Die neuen Mysterien der Jugend?

Eindrücke aus `Die unendliche Geschichte`, dem `Herr der Ringe` und `Harry Potter`

Betrachtet man die drei oben genannten Bücher und die dazugehörigen Filme unter dem Aspekt des Kampfes des Guten mit dem Bösen, so können einige Gedanken zur weiteren Durchdringung der Thematik anregen und darauf aufbauend möglicherweise als neue Inhalte in den Unterricht einfließen. Eine Anregung soll gegeben werden, wie dies beispielhaft entwickelt werden könnte.

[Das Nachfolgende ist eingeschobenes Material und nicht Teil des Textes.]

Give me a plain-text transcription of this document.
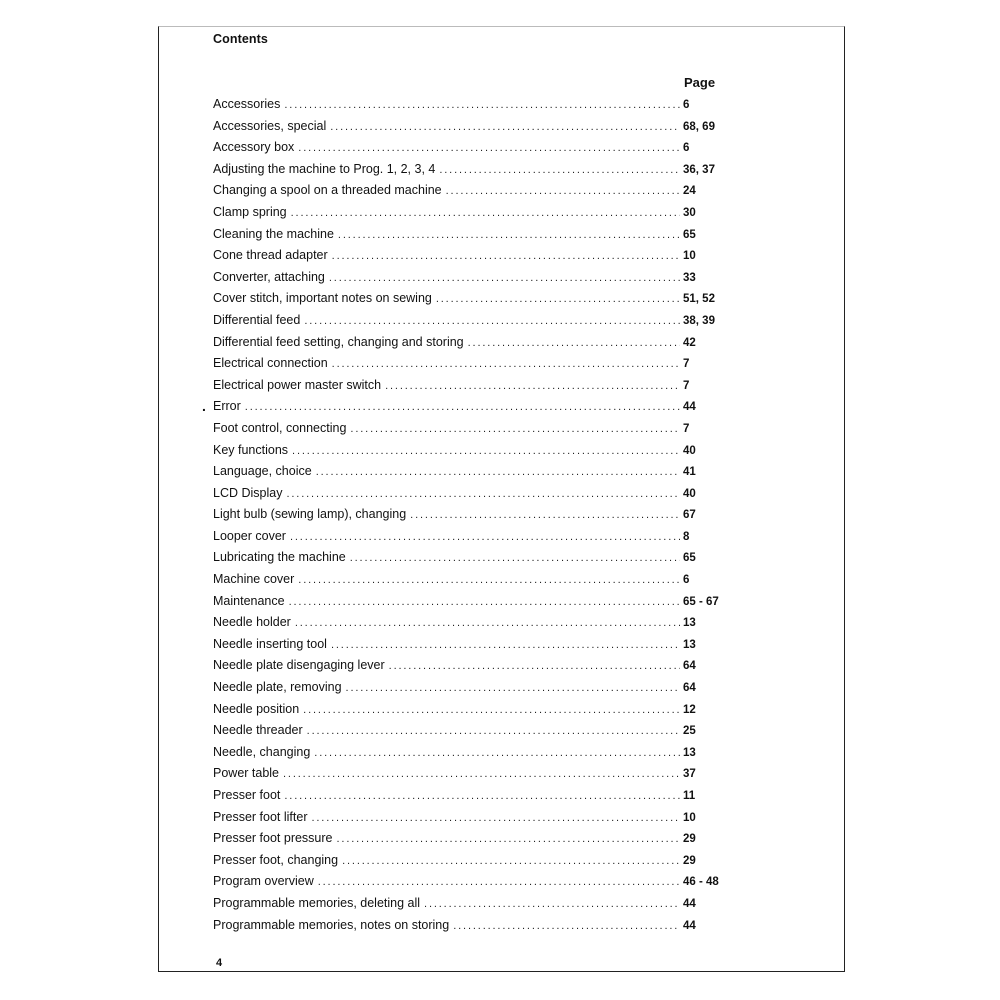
Contents
Page
.
Accessories . . .	6
Accessories, special . . .	68, 69
Accessory box . . .	6
Adjusting the machine to Prog. 1, 2, 3, 4 . . .	36, 37
Changing a spool on a threaded machine . . .	24
Clamp spring . . .	30
Cleaning the machine . . .	65
Cone thread adapter . . .	10
Converter, attaching . . .	33
Cover stitch, important notes on sewing . . .	51, 52
Differential feed . . .	38, 39
Differential feed setting, changing and storing . . .	42
Electrical connection . . .	7
Electrical power master switch . . .	7
Error . . .	44
Foot control, connecting . . .	7
Key functions . . .	40
Language, choice . . .	41
LCD Display . . .	40
Light bulb (sewing lamp), changing . . .	67
Looper cover . . .	8
Lubricating the machine . . .	65
Machine cover . . .	6
Maintenance . . .	65 - 67
Needle holder . . .	13
Needle inserting tool . . .	13
Needle plate disengaging lever . . .	64
Needle plate, removing . . .	64
Needle position . . .	12
Needle threader . . .	25
Needle, changing . . .	13
Power table . . .	37
Presser foot . . .	11
Presser foot lifter . . .	10
Presser foot pressure . . .	29
Presser foot, changing . . .	29
Program overview . . .	46 - 48
Programmable memories, deleting all . . .	44
Programmable memories, notes on storing . . .	44
4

Die „gute Seite“ wird in allen drei Erzählungen von Menschen oder menschenähnlichen Wesen dargestellt. In der unendlichen Geschichte der Held Artrejo, im Herr der Ringe der Hobbit Frodo Beutlin und Harry Potter. Gemeinsam zeigen die drei Helden keineswegs ein unausgewogenes Draufgängertum mit unüberlegten Aktionen, sondern sie sind alle drei in sich ruhende, klar denkende und ausdauernd agierende, tapfere Kämpfer. Körperlich sind sie aktiv, treiben Sport, Quidittsch, Reiten, Schwimmen etc. und handeln auch in sehr bedrohlichen Situationen besonnen. Hier kommen einige Voraussetzungen des Menschen zu einem Schulungsweg wie Innere Ruhe, Mut, Ausdauer, situatives Handeln etc. zur Darstellung. Ihnen zur Seite stehen mehr oder weniger Freunde, die Sie ständig unterstützen und Ihnen weiterhelfen. Lediglich Artrejo ist fast ganz auf sich allein gestellt.

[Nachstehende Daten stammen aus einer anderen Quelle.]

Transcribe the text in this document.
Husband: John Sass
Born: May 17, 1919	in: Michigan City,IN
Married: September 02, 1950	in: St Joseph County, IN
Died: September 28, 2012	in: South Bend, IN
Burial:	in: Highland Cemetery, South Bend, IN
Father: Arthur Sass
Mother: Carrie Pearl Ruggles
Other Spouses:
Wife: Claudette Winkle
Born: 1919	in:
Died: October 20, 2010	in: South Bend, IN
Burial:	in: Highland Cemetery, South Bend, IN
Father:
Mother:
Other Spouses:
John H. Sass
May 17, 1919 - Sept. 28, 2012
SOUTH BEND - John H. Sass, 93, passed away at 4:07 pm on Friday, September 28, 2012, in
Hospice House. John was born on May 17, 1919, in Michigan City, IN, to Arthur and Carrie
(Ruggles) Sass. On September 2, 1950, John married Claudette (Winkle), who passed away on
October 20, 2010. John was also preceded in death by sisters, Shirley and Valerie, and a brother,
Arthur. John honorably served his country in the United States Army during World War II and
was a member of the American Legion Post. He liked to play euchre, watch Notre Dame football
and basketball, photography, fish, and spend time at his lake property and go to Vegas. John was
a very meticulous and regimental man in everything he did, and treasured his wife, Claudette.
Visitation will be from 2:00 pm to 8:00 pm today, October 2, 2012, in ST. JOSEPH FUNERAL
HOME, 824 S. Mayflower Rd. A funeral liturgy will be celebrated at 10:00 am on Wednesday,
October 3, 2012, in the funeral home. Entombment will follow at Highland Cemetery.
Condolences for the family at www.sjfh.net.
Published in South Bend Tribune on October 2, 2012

Dem Gegenüber steht in allen drei Darstellungen "das Böse". Es ist jeweils anders geartet. In der unendlichen Geschichte ist es das nachtähnliche, dunkle Nichts, das sich mehr und mehr in der Welt der Phantasie ausbreitet und alles andere vernichtet. In dem Herr der Ringe ist es ein Turm der in seiner Spitze zwischen zwei hörnerähnlichen Gebilden ein wallendes Feuer mit dunklem Inhalt aufzeigt und bei Harry Potter in der Gestalt von „du weißt schon wer“ oder Lord Voldemort. Hier gäbe es mannigfaltige Möglichkeiten eine Charakterisierung dieses Bösen weiterzubeschreiben, es soll aber im Folgenden auf die mehr gemeinsamen Aspekte des Bösen in allen drei Darstellungen eingegangen werden.

Das Böse ist in der oben genannten Form der Darstellung nicht erschöpft, sondern es hat vielfache, weitere Erscheinungsformen. Immer tritt auch der Wolf oder ein wolfähnliches Tier auf. Der Riesenwolf soll Artrejo auf seiner Mission Phantasien zu retten eliminieren. Ein Professor von Hogwarts verwandelt sich bei Vollmond in einen Werwolf und im Herr der Ringe reiten die Orks auf wolfsähnlichen Tieren zum Kampf. Das Böse wird durchweg dunkel, beweglich, sich ausbreitend dargestellt. Es wird nirgendwo direkt darauf hingewiesen, dass es ja eigentlich für die Entwicklung eine notwendige Sache ist.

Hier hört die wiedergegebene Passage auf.